Staging for BigQuery
While running Burst Integrate or Bulk Refresh, HVR can put data into a temporary directory (‘staging file') before loading data into a target database. For more information about staging files on BigQuery, refer to Google BigQuery documentation.
For best performance, Fivetran HVR performs Burst Integrate and Bulk Refresh into BigQuery using staging files. HVR implements the file staging in BigQuery as follows:
- HVR first writes data into the staging directory on Google Cloud Storage.
- HVR then uses the BigQuery SQL command
insert into
to ingest data into the BigQuery target tables from the staging directory.- To ingest data into BigQuery target, HVR pulls the compressed data from the staging directory (located on Google Cloud Storage) into a target table. A special 'external table' needs to exist for each target table that HVR loads data into. HVR will create these tables in BigQuery with names having the following patterns _ _x or _ _bx.
Configuring Staging
HVR must be configured to stage the data on Google Cloud Storage before loading it into BigQuery. For staging the data on Google Cloud Storage and perform Burst Integrate and Bulk Refresh, the following are required:
A Google Cloud Storage location (bucket) to store temporary data that are to be loaded into BigQuery.
A Google Cloud user (storage account) to access the bucket.
For the permissions required on Google Cloud Storage and Google BigQuery, refer to Google BigQuery documentation.

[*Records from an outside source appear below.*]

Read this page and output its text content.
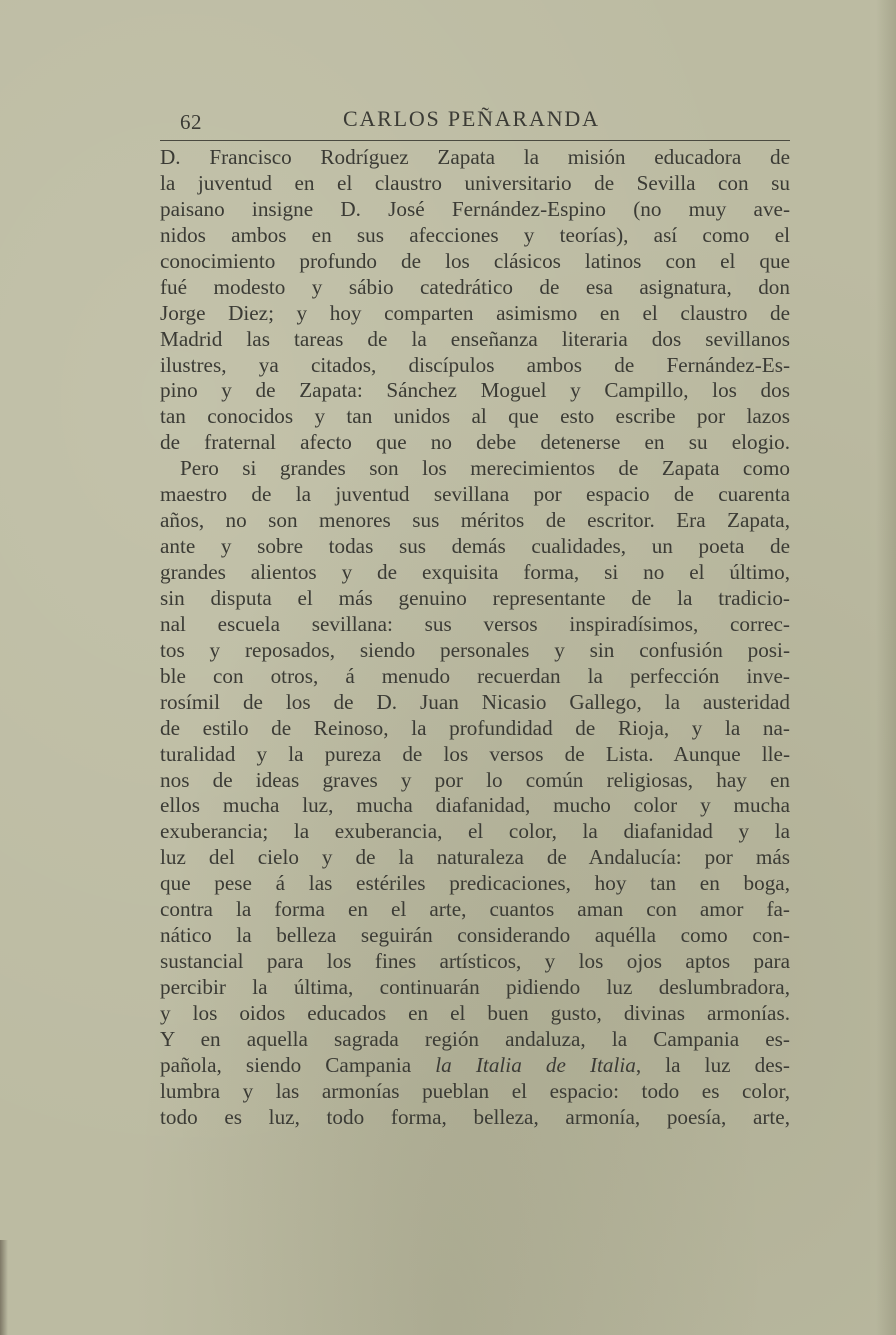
62	CARLOS PEÑARANDA
D. Francisco Rodríguez Zapata la misión educadora de
la juventud en el claustro universitario de Sevilla con su
paisano insigne D. José Fernández-Espino (no muy ave-
nidos ambos en sus afecciones y teorías), así como el
conocimiento profundo de los clásicos latinos con el que
fué modesto y sábio catedrático de esa asignatura, don
Jorge Diez; y hoy comparten asimismo en el claustro de
Madrid las tareas de la enseñanza literaria dos sevillanos
ilustres, ya citados, discípulos ambos de Fernández-Es-
pino y de Zapata: Sánchez Moguel y Campillo, los dos
tan conocidos y tan unidos al que esto escribe por lazos
de fraternal afecto que no debe detenerse en su elogio.
Pero si grandes son los merecimientos de Zapata como
maestro de la juventud sevillana por espacio de cuarenta
años, no son menores sus méritos de escritor. Era Zapata,
ante y sobre todas sus demás cualidades, un poeta de
grandes alientos y de exquisita forma, si no el último,
sin disputa el más genuino representante de la tradicio-
nal escuela sevillana: sus versos inspiradísimos, correc-
tos y reposados, siendo personales y sin confusión posi-
ble con otros, á menudo recuerdan la perfección inve-
rosímil de los de D. Juan Nicasio Gallego, la austeridad
de estilo de Reinoso, la profundidad de Rioja, y la na-
turalidad y la pureza de los versos de Lista. Aunque lle-
nos de ideas graves y por lo común religiosas, hay en
ellos mucha luz, mucha diafanidad, mucho color y mucha
exuberancia; la exuberancia, el color, la diafanidad y la
luz del cielo y de la naturaleza de Andalucía: por más
que pese á las estériles predicaciones, hoy tan en boga,
contra la forma en el arte, cuantos aman con amor fa-
nático la belleza seguirán considerando aquélla como con-
sustancial para los fines artísticos, y los ojos aptos para
percibir la última, continuarán pidiendo luz deslumbradora,
y los oidos educados en el buen gusto, divinas armonías.
Y en aquella sagrada región andaluza, la Campania es-
pañola, siendo Campania la Italia de Italia, la luz des-
lumbra y las armonías pueblan el espacio: todo es color,
todo es luz, todo forma, belleza, armonía, poesía, arte,
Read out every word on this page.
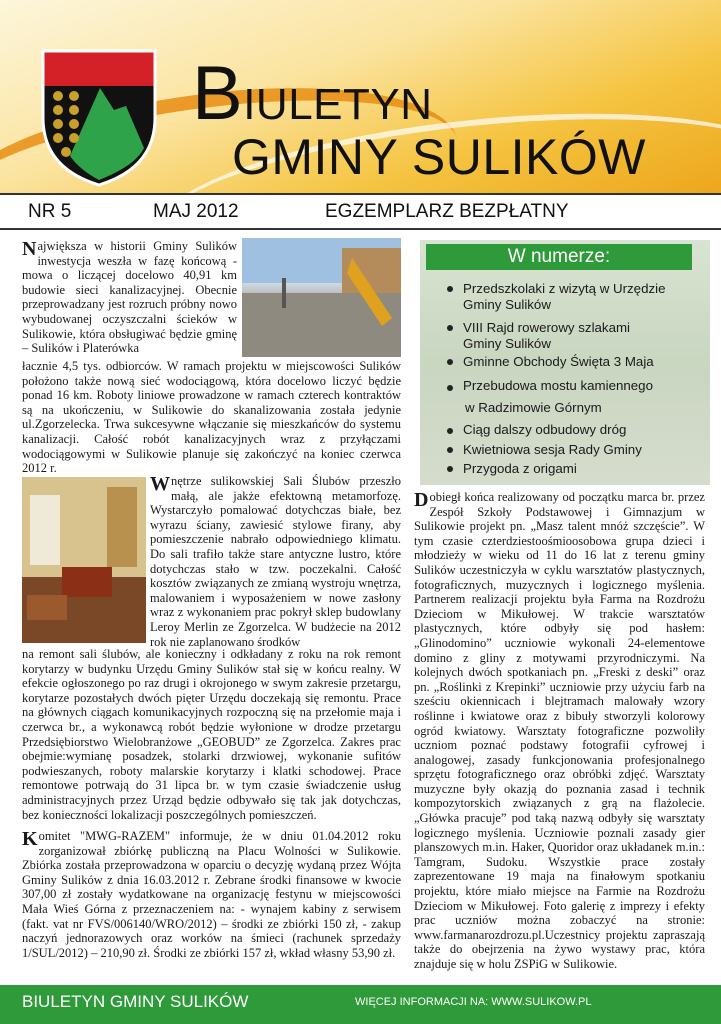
BIULETYN
GMINY SULIKÓW
NR 5	MAJ 2012	EGZEMPLARZ BEZPŁATNY
Największa w historii Gminy Sulików inwestycja weszła w fazę końcową - mowa o liczącej docelowo 40,91 km budowie sieci kanalizacyjnej. Obecnie przeprowadzany jest rozruch próbny nowo wybudowanej oczyszczalni ścieków w Sulikowie, która obsługiwać będzie gminę – Sulików i Platerówka
łacznie 4,5 tys. odbiorców. W ramach projektu w miejscowości Sulików położono także nową sieć wodociągową, która docelowo liczyć będzie ponad 16 km. Roboty liniowe prowadzone w ramach czterech kontraktów są na ukończeniu, w Sulikowie do skanalizowania została jedynie ul.Zgorzelecka. Trwa sukcesywne włączanie się mieszkańców do systemu kanalizacji. Całość robót kanalizacyjnych wraz z przyłączami wodociągowymi w Sulikowie planuje się zakończyć na koniec czerwca 2012 r.
Wnętrze sulikowskiej Sali Ślubów przeszło małą, ale jakże efektowną metamorfozę. Wystarczyło pomalować dotychczas białe, bez wyrazu ściany, zawiesić stylowe firany, aby pomieszczenie nabrało odpowiedniego klimatu. Do sali trafiło także stare antyczne lustro, które dotychczas stało w tzw. poczekalni. Całość kosztów związanych ze zmianą wystroju wnętrza, malowaniem i wyposażeniem w nowe zasłony wraz z wykonaniem prac pokrył sklep budowlany Leroy Merlin ze Zgorzelca. W budżecie na 2012 rok nie zaplanowano środków
na remont sali ślubów, ale konieczny i odkładany z roku na rok remont korytarzy w budynku Urzędu Gminy Sulików stał się w końcu realny. W efekcie ogłoszonego po raz drugi i okrojonego w swym zakresie przetargu, korytarze pozostałych dwóch pięter Urzędu doczekają się remontu. Prace na głównych ciągach komunikacyjnych rozpoczną się na przełomie maja i czerwca br., a wykonawcą robót będzie wyłonione w drodze przetargu Przedsiębiorstwo Wielobranżowe „GEOBUD” ze Zgorzelca. Zakres prac obejmie:wymianę posadzek, stolarki drzwiowej, wykonanie sufitów podwieszanych, roboty malarskie korytarzy i klatki schodowej. Prace remontowe potrwają do 31 lipca br. w tym czasie świadczenie usług administracyjnych przez Urząd będzie odbywało się tak jak dotychczas, bez konieczności lokalizacji poszczególnych pomieszczeń.
Komitet "MWG-RAZEM" informuje, że w dniu 01.04.2012 roku zorganizował zbiórkę publiczną na Placu Wolności w Sulikowie. Zbiórka została przeprowadzona w oparciu o decyzję wydaną przez Wójta Gminy Sulików z dnia 16.03.2012 r. Zebrane środki finansowe w kwocie 307,00 zł zostały wydatkowane na organizację festynu w miejscowości Mała Wieś Górna z przeznaczeniem na: - wynajem kabiny z serwisem (fakt. vat nr FVS/006140/WRO/2012) – środki ze zbiórki 150 zł, - zakup naczyń jednorazowych oraz worków na śmieci (rachunek sprzedaży 1/SUL/2012) – 210,90 zł. Środki ze zbiórki 157 zł, wkład własny 53,90 zł.
W numerze:
Przedszkolaki z wizytą w Urzędzie
Gminy Sulików
VIII Rajd rowerowy szlakami
Gminy Sulików
Gminne Obchody Święta 3 Maja
Przebudowa mostu kamiennego
w Radzimowie Górnym
Ciąg dalszy odbudowy dróg
Kwietniowa sesja Rady Gminy
Przygoda z origami
Dobiegł końca realizowany od początku marca br. przez Zespół Szkoły Podstawowej i Gimnazjum w Sulikowie projekt pn. „Masz talent mnóż szczęście”. W tym czasie czterdziestoośmioosobowa grupa dzieci i młodzieży w wieku od 11 do 16 lat z terenu gminy Sulików uczestniczyła w cyklu warsztatów plastycznych, fotograficznych, muzycznych i logicznego myślenia. Partnerem realizacji projektu była Farma na Rozdrożu Dzieciom w Mikułowej. W trakcie warsztatów plastycznych, które odbyły się pod hasłem: „Glinodomino” uczniowie wykonali 24-elementowe domino z gliny z motywami przyrodniczymi. Na kolejnych dwóch spotkaniach pn. „Freski z deski” oraz pn. „Roślinki z Krepinki” uczniowie przy użyciu farb na sześciu okiennicach i blejtramach malowały wzory roślinne i kwiatowe oraz z bibuły stworzyli kolorowy ogród kwiatowy. Warsztaty fotograficzne pozwoliły uczniom poznać podstawy fotografii cyfrowej i analogowej, zasady funkcjonowania profesjonalnego sprzętu fotograficznego oraz obróbki zdjęć. Warsztaty muzyczne były okazją do poznania zasad i technik kompozytorskich związanych z grą na flażolecie. „Główka pracuje” pod taką nazwą odbyły się warsztaty logicznego myślenia. Uczniowie poznali zasady gier planszowych m.in. Haker, Quoridor oraz układanek m.in.: Tamgram, Sudoku. Wszystkie prace zostały zaprezentowane 19 maja na finałowym spotkaniu projektu, które miało miejsce na Farmie na Rozdrożu Dzieciom w Mikułowej. Foto galerię z imprezy i efekty prac uczniów można zobaczyć na stronie: www.farmanarozdrozu.pl.Uczestnicy projektu zapraszają także do obejrzenia na żywo wystawy prac, która znajduje się w holu ZSPiG w Sulikowie.
BIULETYN GMINY SULIKÓW	WIĘCEJ INFORMACJI NA: WWW.SULIKOW.PL
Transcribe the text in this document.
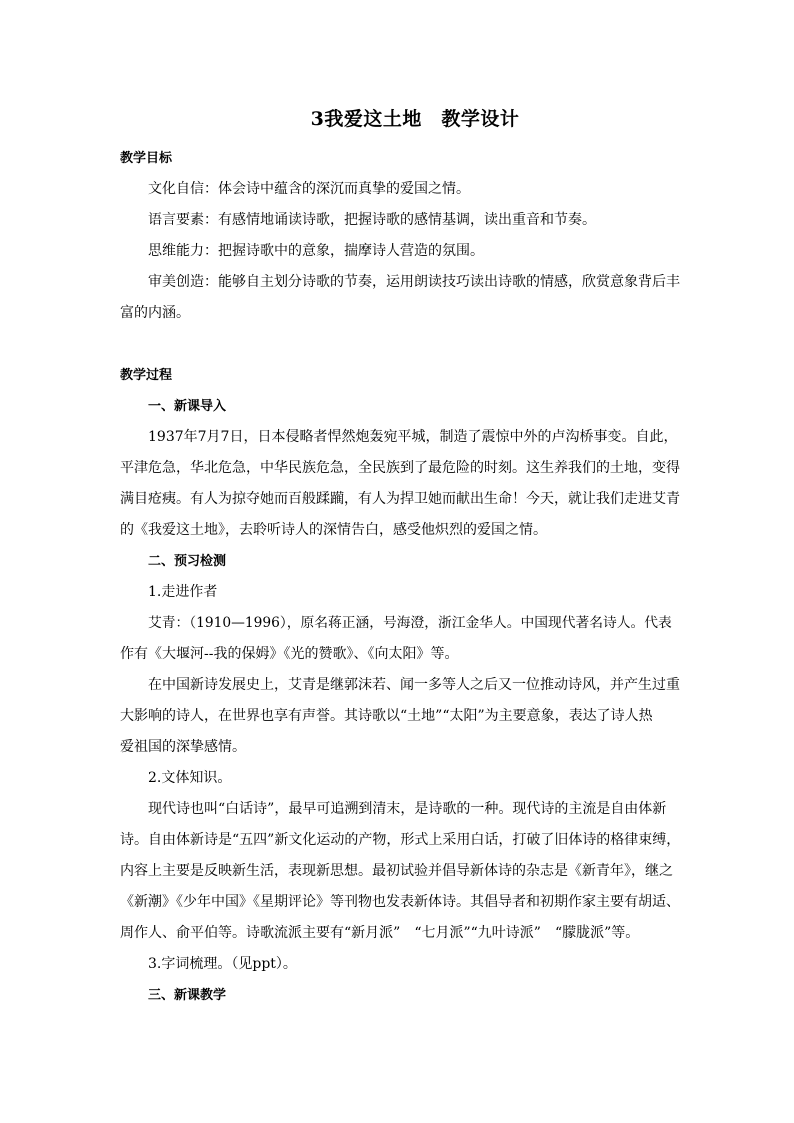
3我爱这土地　教学设计
教学目标
文化自信：体会诗中蕴含的深沉而真挚的爱国之情。
语言要素：有感情地诵读诗歌，把握诗歌的感情基调，读出重音和节奏。
思维能力：把握诗歌中的意象，揣摩诗人营造的氛围。
审美创造：能够自主划分诗歌的节奏，运用朗读技巧读出诗歌的情感，欣赏意象背后丰
富的内涵。
教学过程
一、新课导入
1937年7月7日，日本侵略者悍然炮轰宛平城，制造了震惊中外的卢沟桥事变。自此，
平津危急，华北危急，中华民族危急，全民族到了最危险的时刻。这生养我们的土地，变得
满目疮痍。有人为掠夺她而百般蹂躏，有人为捍卫她而献出生命！今天，就让我们走进艾青
的《我爱这土地》，去聆听诗人的深情告白，感受他炽烈的爱国之情。
二、预习检测
1.走进作者
艾青：（1910—1996），原名蒋正涵，号海澄，浙江金华人。中国现代著名诗人。代表
作有《大堰河--我的保姆》《光的赞歌》、《向太阳》等。
在中国新诗发展史上，艾青是继郭沫若、闻一多等人之后又一位推动诗风，并产生过重
大影响的诗人，在世界也享有声誉。其诗歌以“土地”“太阳”为主要意象，表达了诗人热
爱祖国的深挚感情。
2.文体知识。
现代诗也叫“白话诗”，最早可追溯到清末，是诗歌的一种。现代诗的主流是自由体新
诗。自由体新诗是“五四”新文化运动的产物，形式上采用白话，打破了旧体诗的格律束缚，
内容上主要是反映新生活，表现新思想。最初试验并倡导新体诗的杂志是《新青年》，继之
《新潮》《少年中国》《星期评论》等刊物也发表新体诗。其倡导者和初期作家主要有胡适、
周作人、俞平伯等。诗歌流派主要有“新月派”　“七月派”“九叶诗派”　“朦胧派”等。
3.字词梳理。（见ppt）。
三、新课教学
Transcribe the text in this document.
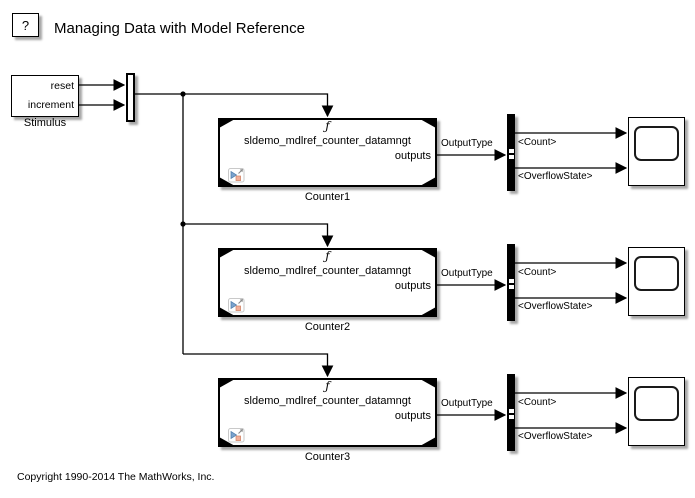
? Managing Data with Model Reference
reset
increment
Stimulus	ƒ
sldemo_mdlref_counter_datamngt
outputs
Counter1
OutputType	<Count>
<OverflowState>
ƒ
sldemo_mdlref_counter_datamngt
outputs
Counter2
OutputType	<Count>
<OverflowState>
ƒ
sldemo_mdlref_counter_datamngt
outputs
Counter3
OutputType	<Count>
<OverflowState>
Copyright 1990-2014 The MathWorks, Inc.
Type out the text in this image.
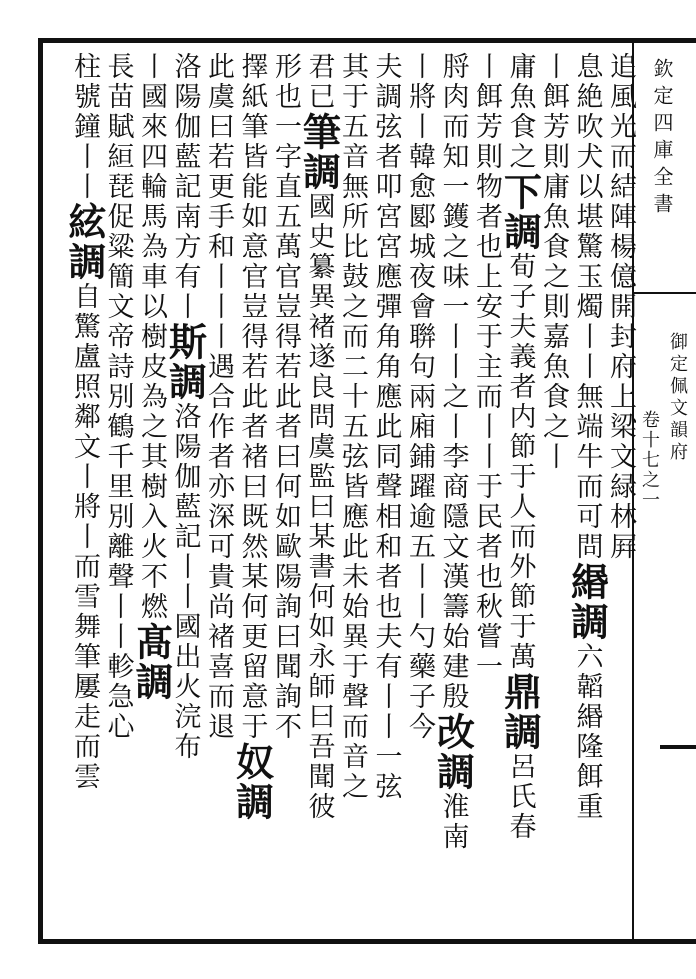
欽定四庫全書
御定佩文韻府
卷十七之一
追風光而結陣楊億開封府上梁文緑林屛
息絶吹犬以堪驚玉燭丨丨無端牛而可問緡調六韜緡隆餌重
丨餌芳則庸魚食之則嘉魚食之丨
庸魚食之下調荀子夫義者内節于人而外節于萬鼎調呂氏春
丨餌芳則物者也上安于主而丨丨于民者也秋嘗一
脟肉而知一鑊之味一丨丨之丨李商隱文漢籌始建殷改調淮南
丨將丨韓愈郾城夜會聨句兩廂鋪躍逾五丨丨勺藥子今
夫調弦者叩宮宮應彈角角應此同聲相和者也夫有丨丨一弦
其于五音無所比鼓之而二十五弦皆應此未始異于聲而音之
君已筆調國史纂異褚遂良問虞監曰某書何如永師曰吾聞彼
形也一字直五萬官豈得若此者曰何如歐陽詢曰聞詢不
擇紙筆皆能如意官豈得若此者褚曰既然某何更留意于奴調
此虞曰若更手和丨丨丨遇合作者亦深可貴尚褚喜而退
洛陽伽藍記南方有丨斯調洛陽伽藍記丨丨國出火浣布
丨國來四輪馬為車以樹皮為之其樹入火不燃髙調
長苗賦絙琵促粱簡文帝詩別鶴千里別離聲丨丨軫急心
柱號鐘丨丨絃調自驚盧照鄰文丨將丨而雪舞筆屢走而雲
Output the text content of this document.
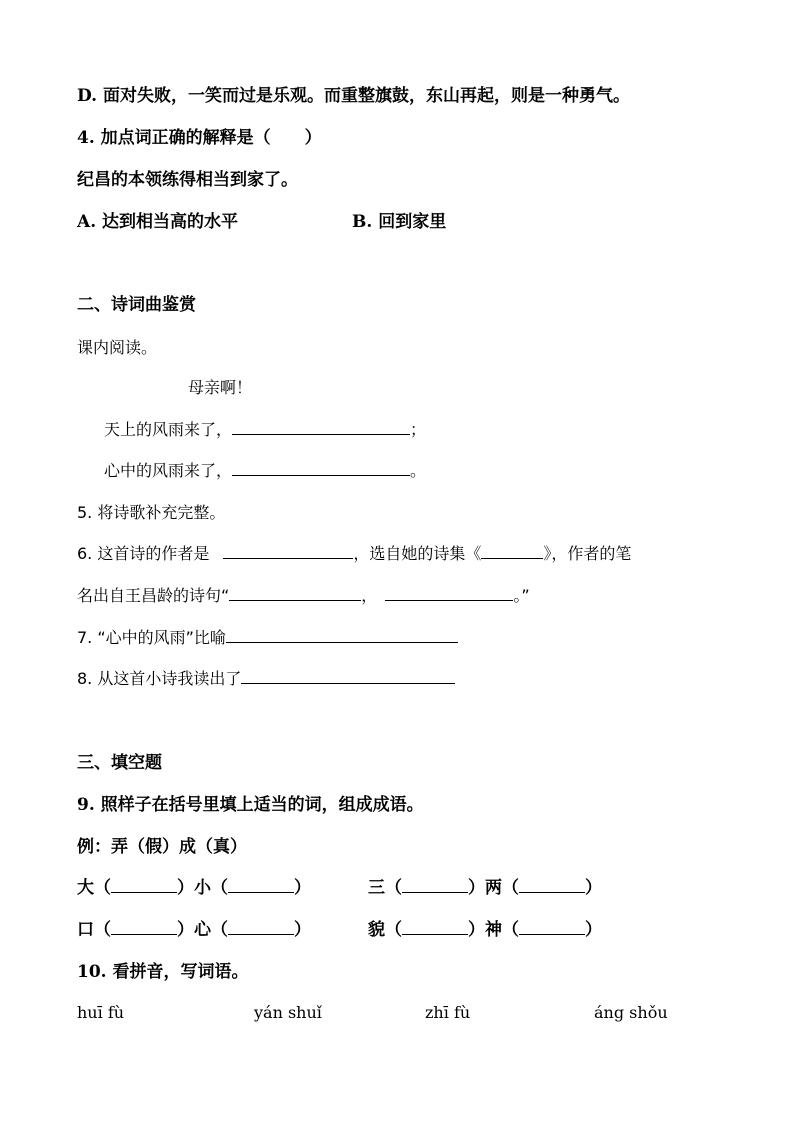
D. 面对失败，一笑而过是乐观。而重整旗鼓，东山再起，则是一种勇气。
4. 加点词正确的解释是（　　）
纪昌的本领练得相当到家了。
A. 达到相当高的水平	B. 回到家里
二、诗词曲鉴赏
课内阅读。
母亲啊！
天上的风雨来了，	；
心中的风雨来了，	。
5. 将诗歌补充完整。
6. 这首诗的作者是	，选自她的诗集《	》，作者的笔
名出自王昌龄的诗句“	，	。”
7. “心中的风雨”比喻
8. 从这首小诗我读出了
三、填空题
9. 照样子在括号里填上适当的词，组成成语。
例：弄（假）成（真）
大（	）小（	）	三（	）两（	）
口（	）心（	）	貌（	）神（	）
10. 看拼音，写词语。
huī fù	yán shuǐ	zhī fù	áng shǒu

Define the following location properties (while creating a location or by editing the existing location's source and target properties) for the BigQuery location:
The Location Property equivalent to the UI field is shown inside (bracket) below.
- STORAGE (File_Scheme): Protocol for connecting HVR to Google Cloud Storage.
Select either of the following options:- Google Cloud Storage (HTTPS)
- Google Cloud Storage (HTTP)
- BUCKET (GS_Bucket): Name or IP address of the Google Cloud Storage bucket.
- STAGING DIRECTORY (Staging_Directory): Location where HVR will create the temporary staging files inside the Google Cloud Storage bucket (e.g. /my_staging_dir).
- STORAGE (File_Scheme): Protocol for connecting HVR to Google Cloud Storage.